Naming Conventions

Here are the notations used.

  • \(B\) is the size of a batch.
  • \(H\) is the height of an image.
  • \(W\) is the width of an image.
  • \(C\) is the number of channels.
  • \(R\) is the total number of instances in an image.
  • \(L\) is the number of classes.

Data objects


  • imgs: \((B, C, H, W)\) or \([(C, H, W)]\)
  • img: \((C, H, W)\)


image is used for a name of a function or a class (e.g., chainercv.utils.write_image()).

Bounding boxes

  • bboxes: \((B, R, 4)\) or \([(R, 4)]\)
  • bbox: \((R, 4)\)
  • bb: \((4,)\)


name classification detection and instance segmentation semantic segmentation  
labels \((B,)\) \((B, R)\) or \([(R,)]\) \((B, H, W)\)  
label \(()\) \((R,)\) \((H, W)\)  
l r lb \(()\)

Scores and probabilities

score represents an unbounded confidence value. On the other hand, probability is bounded in [0, 1] and sums to 1.

name classification detection and instance segmentation semantic segmentation
scores or probs \((B, L)\) \((B, R, L)\) or \([(R, L)]\) \((B, L, H, W)\)
score or prob \((L,)\) \((R, L)\) \((L, H, W)\)
sc or pb \((L,)\)


Even for objects that satisfy the definition of probability, they can be named as score.

Instance segmentations

  • masks: \((B, R, H, W)\) or \([(R, H, W)]\)
  • mask: \((R, H, W)\)
  • msk: \((H, W)\)

Attributing an additonal meaning to a basic data object


  • rois: \((R', 4)\), which consists of bounding boxes for multiple images. Assuming that there are \(B\) images each containing \(R_i\) bounding boxes, the formula \(R' = \sum R_i\) is true.
  • roi_indices: An array of shape \((R',)\) that contains batch indices of images to which bounding boxes correspond.
  • roi: \((R, 4)\). This is RoIs for single image.

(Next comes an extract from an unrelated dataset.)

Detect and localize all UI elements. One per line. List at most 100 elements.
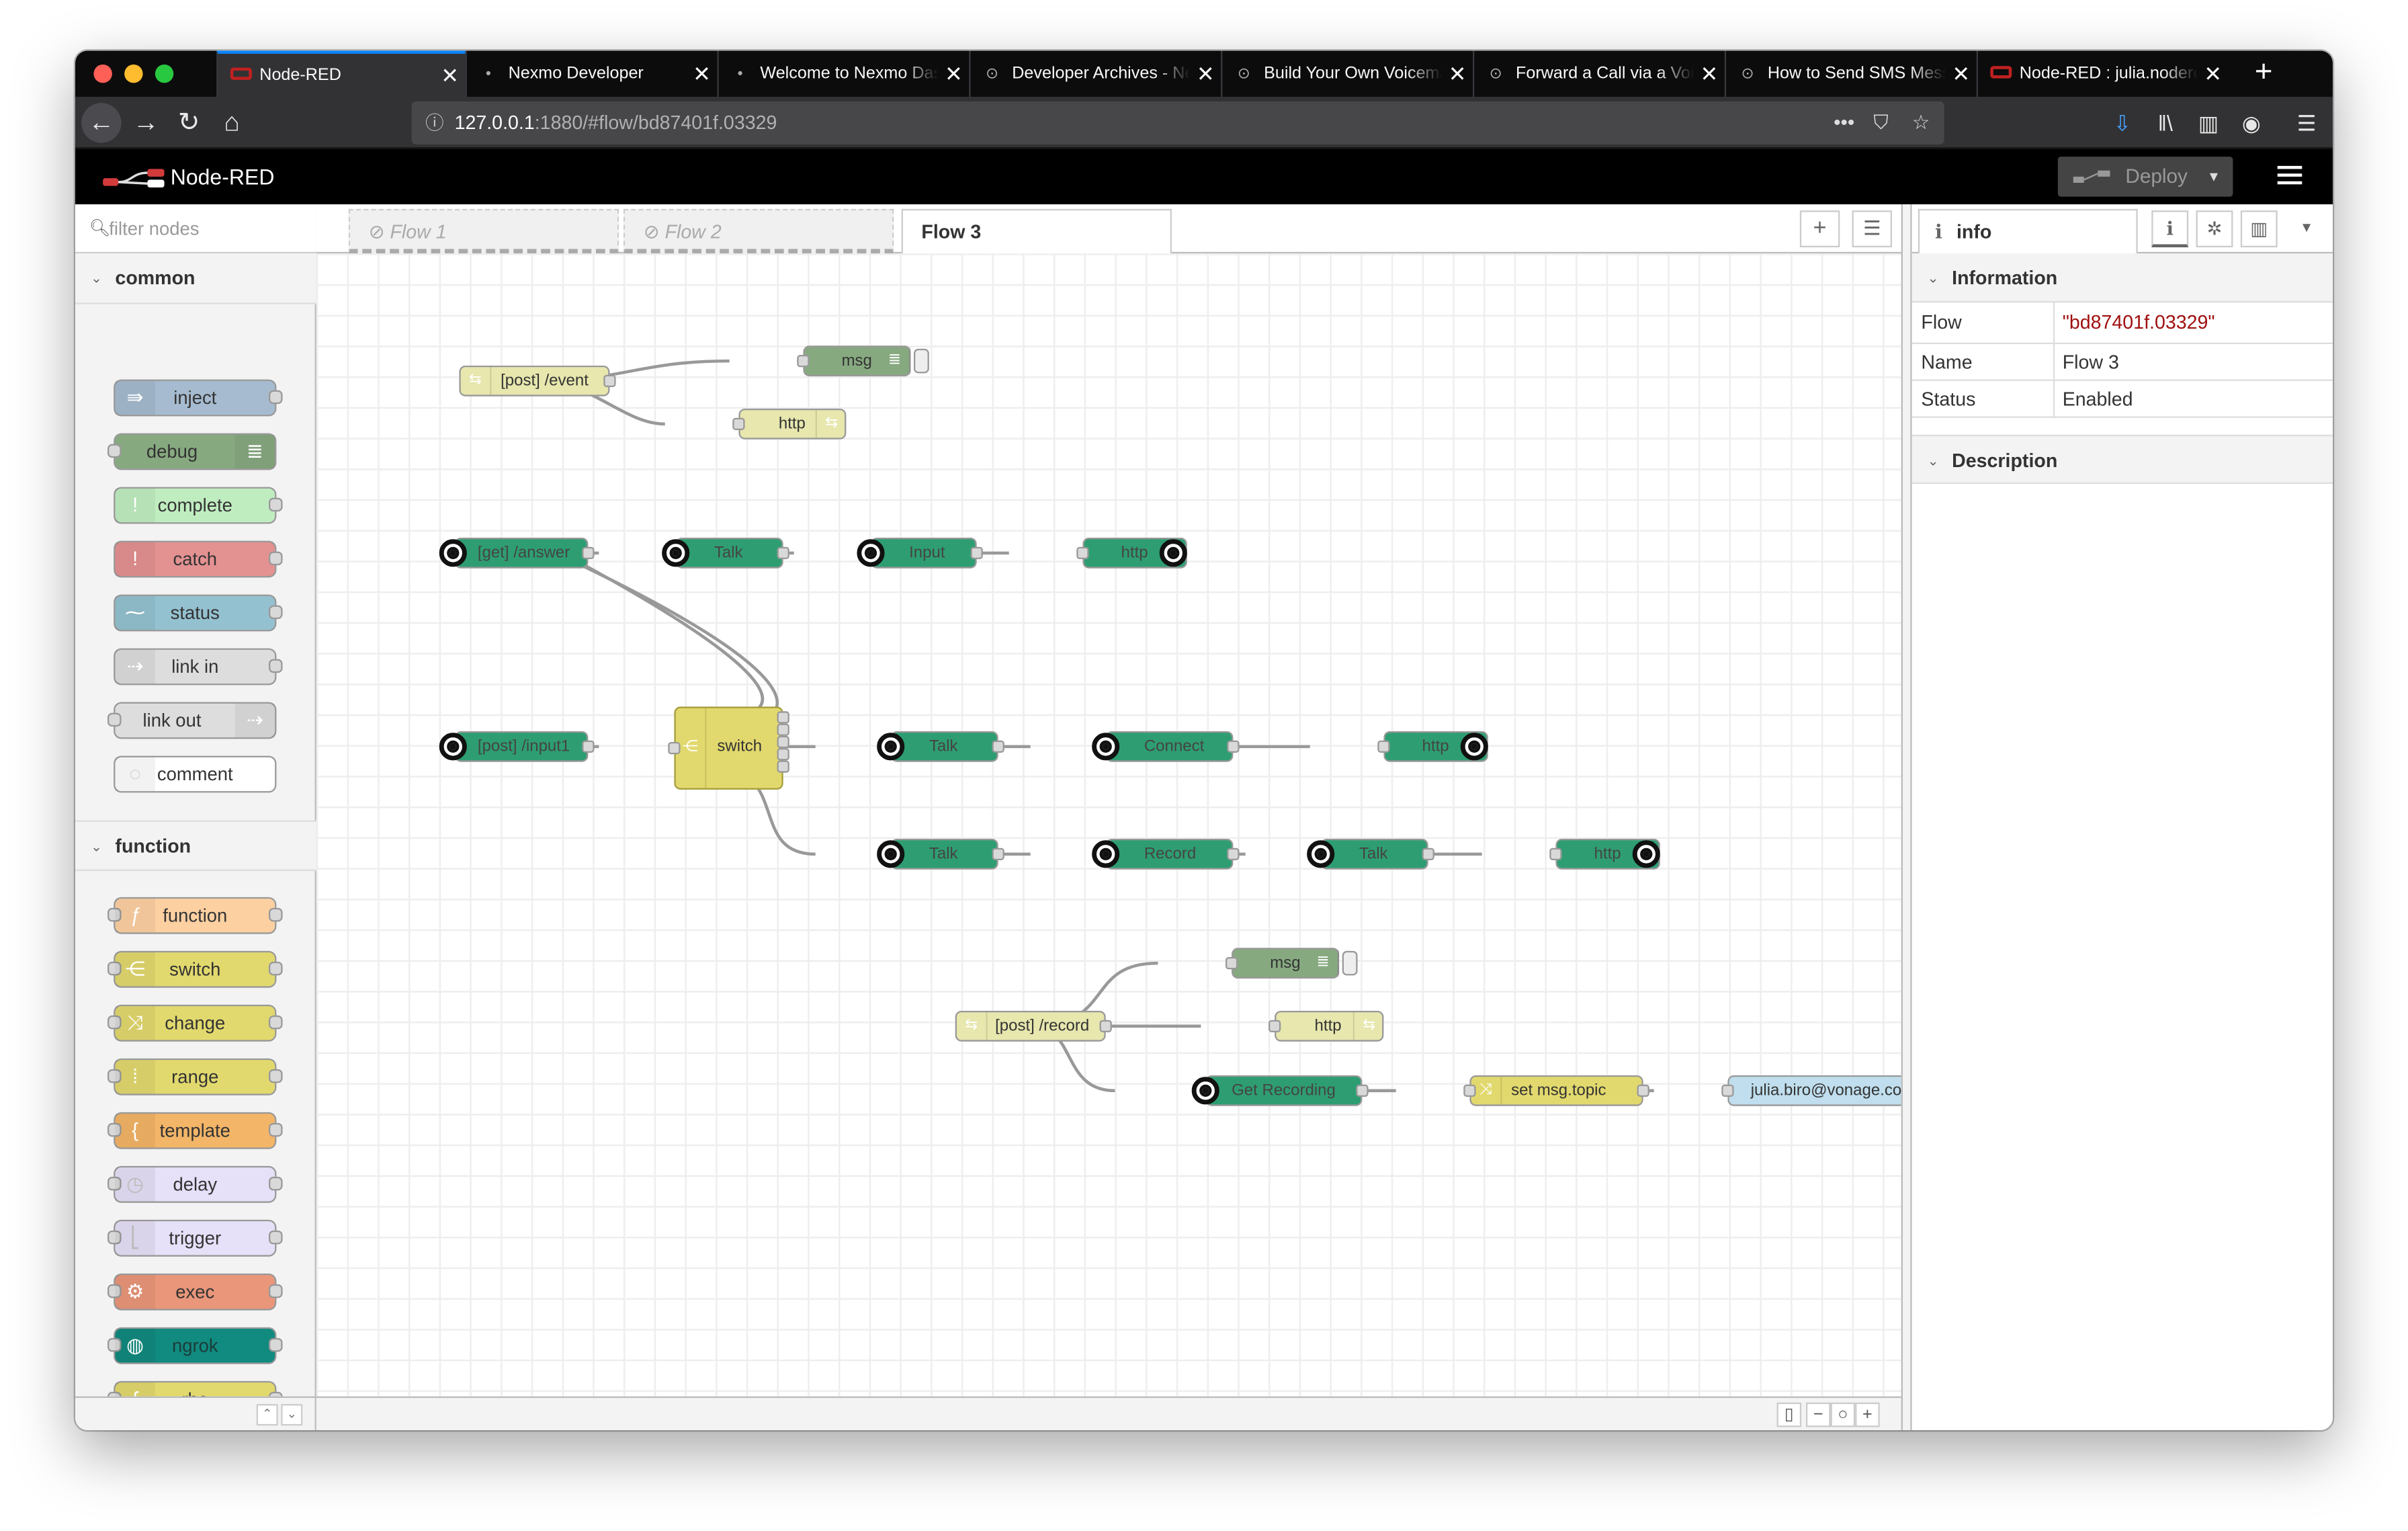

Attributes associated to RoIs

RoIs may have additional attributes, such as class scores and masks. These attributes are named by appending roi_ (e.g., scores-like object is named as roi_scores).

  • roi_xs: \((R',) + x_{shape}\)
  • roi_x: \((R,) + x_{shape}\)

In the case of scores with shape \((L,)\), roi_xs would have shape \((R', L)\).


roi_nouns = roi_noun = noun when batchsize=1. Changing names interchangeably is fine.

Class-wise vs class-independent

cls_nouns is a multi-class version of nouns. For instance, cls_locs is \((B, R, L, 4)\) and locs is \((B, R, 4)\).


cls_probs and probs can be used interchangeably in the case when there is no confusion.

Arbitrary input

x is a variable whose shape can be inferred from the context. It can be used only when there is no confusion on its shape. This is usually the case when naming an input to a neural network.